Following the positive results from TRUST-I, the National Medical Products Administration (NMPA) of China has accepted two new drug applications (NDA) for taletrectinib and granted them priority review designations. These applications pertain to the first-line and second-line treatment of adult patients with locally advanced or metastatic ROS1-positive NSCLC.

Caicun Zhou, M.D., Ph.D., Principal Investigator of the TRUST-I study, emphasized the need for new treatment options for ROS1-positive NSCLC, citing the strong efficacy and favorable safety profile of taletrectinib as promising for patients. Dr. Hui Zhou, Senior Vice President of Innovent Biologics, highlighted the clinical benefits and durable response shown by taletrectinib, reaffirming the company's commitment to working with regulatory authorities to bring this targeted therapy to patients in China.

ROS1-positive NSCLC is a subtype of non-small cell lung cancer, which affects over one million people globally each year. Approximately 1-3% of these patients are ROS1-positive. A significant proportion of these patients have brain metastases, underlining the need for effective treatments.

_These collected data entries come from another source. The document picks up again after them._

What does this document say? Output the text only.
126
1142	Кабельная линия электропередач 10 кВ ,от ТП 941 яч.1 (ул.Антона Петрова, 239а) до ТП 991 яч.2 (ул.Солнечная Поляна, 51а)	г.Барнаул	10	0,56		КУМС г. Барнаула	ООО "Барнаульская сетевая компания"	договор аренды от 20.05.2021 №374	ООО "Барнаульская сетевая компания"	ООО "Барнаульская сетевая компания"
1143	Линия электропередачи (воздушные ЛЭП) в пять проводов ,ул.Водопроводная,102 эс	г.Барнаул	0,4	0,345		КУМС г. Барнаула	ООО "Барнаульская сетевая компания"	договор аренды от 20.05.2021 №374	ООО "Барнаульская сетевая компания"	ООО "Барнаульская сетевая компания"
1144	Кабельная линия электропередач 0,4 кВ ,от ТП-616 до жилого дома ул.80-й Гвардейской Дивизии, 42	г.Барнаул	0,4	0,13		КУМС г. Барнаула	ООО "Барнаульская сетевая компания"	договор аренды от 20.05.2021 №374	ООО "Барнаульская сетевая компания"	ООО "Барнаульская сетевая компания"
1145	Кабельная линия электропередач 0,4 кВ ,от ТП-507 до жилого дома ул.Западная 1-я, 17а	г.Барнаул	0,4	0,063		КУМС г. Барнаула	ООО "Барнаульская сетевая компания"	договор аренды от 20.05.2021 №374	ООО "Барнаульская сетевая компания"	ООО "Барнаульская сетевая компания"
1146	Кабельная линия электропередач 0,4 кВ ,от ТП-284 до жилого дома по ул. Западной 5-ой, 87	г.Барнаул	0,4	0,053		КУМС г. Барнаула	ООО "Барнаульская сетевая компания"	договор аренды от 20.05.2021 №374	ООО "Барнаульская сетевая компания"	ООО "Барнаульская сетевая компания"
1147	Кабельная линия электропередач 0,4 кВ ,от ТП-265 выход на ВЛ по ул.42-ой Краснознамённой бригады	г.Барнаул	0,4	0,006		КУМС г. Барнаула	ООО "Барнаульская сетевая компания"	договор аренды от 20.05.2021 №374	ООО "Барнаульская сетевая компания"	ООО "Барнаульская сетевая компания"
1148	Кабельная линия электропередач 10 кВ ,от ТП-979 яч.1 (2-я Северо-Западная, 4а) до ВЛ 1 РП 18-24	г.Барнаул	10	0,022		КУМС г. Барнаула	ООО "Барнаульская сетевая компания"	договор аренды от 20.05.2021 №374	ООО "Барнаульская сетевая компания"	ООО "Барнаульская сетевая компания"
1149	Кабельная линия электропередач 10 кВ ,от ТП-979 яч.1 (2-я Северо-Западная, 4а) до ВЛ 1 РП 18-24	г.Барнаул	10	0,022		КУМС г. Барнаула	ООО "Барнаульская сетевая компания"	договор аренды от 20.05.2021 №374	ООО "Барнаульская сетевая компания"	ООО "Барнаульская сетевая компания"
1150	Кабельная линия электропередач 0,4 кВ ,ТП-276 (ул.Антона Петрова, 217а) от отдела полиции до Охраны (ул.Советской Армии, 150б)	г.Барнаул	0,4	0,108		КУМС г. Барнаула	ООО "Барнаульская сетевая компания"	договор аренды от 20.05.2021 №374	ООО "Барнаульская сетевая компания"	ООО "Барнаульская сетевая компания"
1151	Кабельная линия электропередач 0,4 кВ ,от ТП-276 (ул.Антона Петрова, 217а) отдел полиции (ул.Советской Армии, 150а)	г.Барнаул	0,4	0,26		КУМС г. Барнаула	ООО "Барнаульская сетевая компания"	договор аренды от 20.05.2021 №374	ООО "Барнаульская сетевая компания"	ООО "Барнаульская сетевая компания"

Taletrectinib, an oral and CNS-active ROS1 inhibitor, is designed for treating advanced ROS1-positive NSCLC. It's being evaluated in two Phase 2 pivotal studies: TRUST-I in China and TRUST-II globally. The U.S. Food and Drug Administration (FDA) and China's NMPA have granted Breakthrough Therapy Designations to taletrectinib for advanced or metastatic ROS1-positive NSCLC. Innovent's partnership with AnHeart Therapeutics aims to develop and commercialize taletrectinib in Greater China.

The TRUST-I study involved 173 patients, including TKI-naïve and TKI-pretreated groups. Patients received 600 mg of taletrectinib daily in 21-day cycles. The study's primary endpoint was cORR, with secondary endpoints including duration of response (DOR), progression-free survival (PFS), and safety. Results showed significant tumor and brain metastases shrinkage, particularly in TKI-naïve patients.

The study's detailed findings underscore the potential of taletrectinib as a new treatment option for ROS1-positive NSCLC, with promising response rates and manageable safety profiles. Innovent's dedication to providing innovative therapies continues to drive advancements in biopharmaceutical development, aiming to make high-quality treatments accessible globally.